Sarai Khatela is a small village in Palwal District, Haryana, 70 kilometers from Delhi on the main highway on Mathura Road. Some of the villagers approached Anhad towards the end of 2008 to start a tailoring and cutting center for girls in their village. It took us some time to visit the place but once we went there we were totally appalled by the conditions.
Sarai Khatela has a population of approximately 10,000 people, majority of them meos (mewati) from the Muslim community, there are some 15-20 Dalit families in the village. The village has no school, one primary school is across the Highway. There is no dispensary, roads are in pathetic condition, and electricity appears during the day every alternate week and during the night during the other weeks. Major portion of the village does not get drinking water. The water line does not touch the inner part of the village as a result women spend a lot of time fetching water.
Most of the girls above the age group of 10-12 are totally illiterate, the younger kids have now started going to school. There is an ill equipped small private school inside the village run by a local enthusiastic youth. Rain water gets clogged up as there is no sewer system in the village; most the roads do not have drains. Mosquitoes in thousands breed in the village.
Anhad’s Intervention
Anhad started a small women empowerment center in the village and called it Apna Aagan. 60 young girls are enrolled in this center. It was inaugurated on January 29, 2009.
Series of meetings with four former sarpunches and some enthusiastic young people took place before starting the center. The inaugural marked the beginning of the journey towards transformation.

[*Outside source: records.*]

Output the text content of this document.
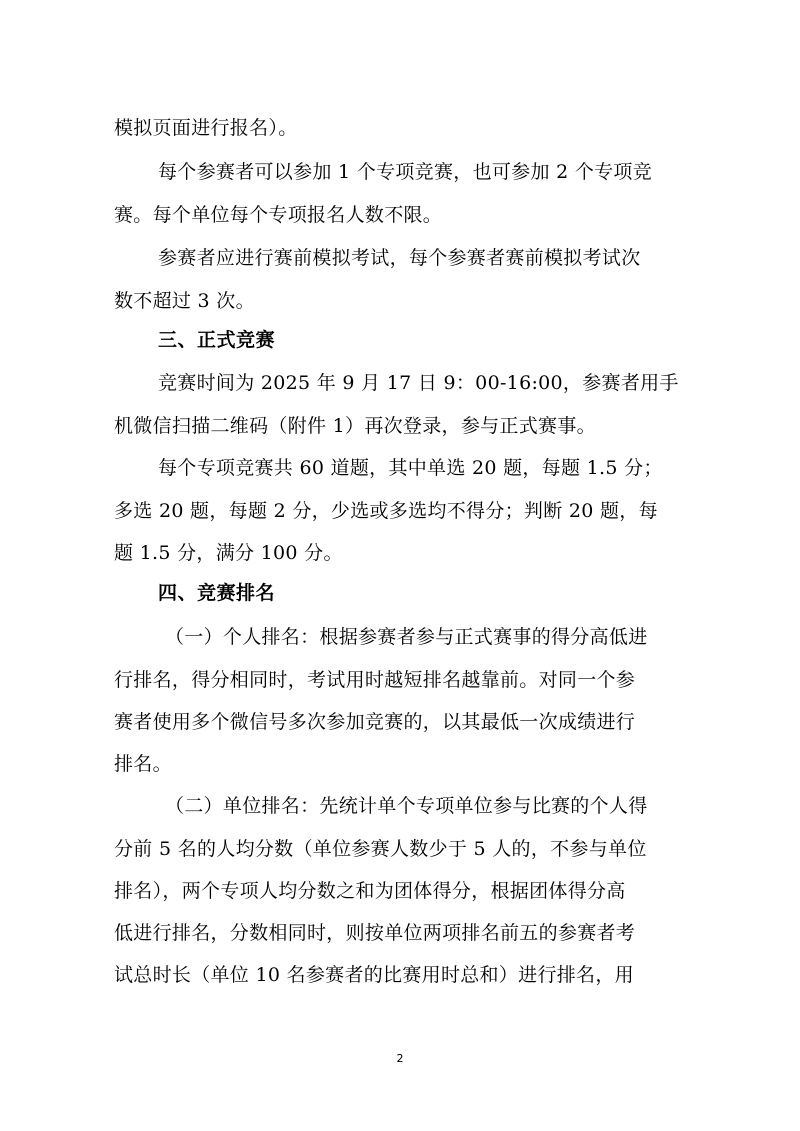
模拟页面进行报名）。
每个参赛者可以参加 1 个专项竞赛，也可参加 2 个专项竞
赛。每个单位每个专项报名人数不限。
参赛者应进行赛前模拟考试，每个参赛者赛前模拟考试次
数不超过 3 次。
三、正式竞赛
竞赛时间为 2025 年 9 月 17 日 9：00-16:00，参赛者用手
机微信扫描二维码（附件 1）再次登录，参与正式赛事。
每个专项竞赛共 60 道题，其中单选 20 题，每题 1.5 分；
多选 20 题，每题 2 分，少选或多选均不得分；判断 20 题，每
题 1.5 分，满分 100 分。
四、竞赛排名
（一）个人排名：根据参赛者参与正式赛事的得分高低进
行排名，得分相同时，考试用时越短排名越靠前。对同一个参
赛者使用多个微信号多次参加竞赛的，以其最低一次成绩进行
排名。
（二）单位排名：先统计单个专项单位参与比赛的个人得
分前 5 名的人均分数（单位参赛人数少于 5 人的，不参与单位
排名），两个专项人均分数之和为团体得分，根据团体得分高
低进行排名，分数相同时，则按单位两项排名前五的参赛者考
试总时长（单位 10 名参赛者的比赛用时总和）进行排名，用
2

Anhad was able to convince the village elders that women and girls will sit in the front at the inaugural function. Nothing like that had happened in the village. Apna Aangan slowly started transforming the 60 girls, they now can stitch many things pretty well but more than that the freedom to come out everyday is great. They have an hour for reading stories and newspapers and discuss what is happening in the world and in the country around them. They are already worried what will happen to them once their course is over in July. Not one of them wants to return to the confines of their homes without coming out once a day to learn more and more.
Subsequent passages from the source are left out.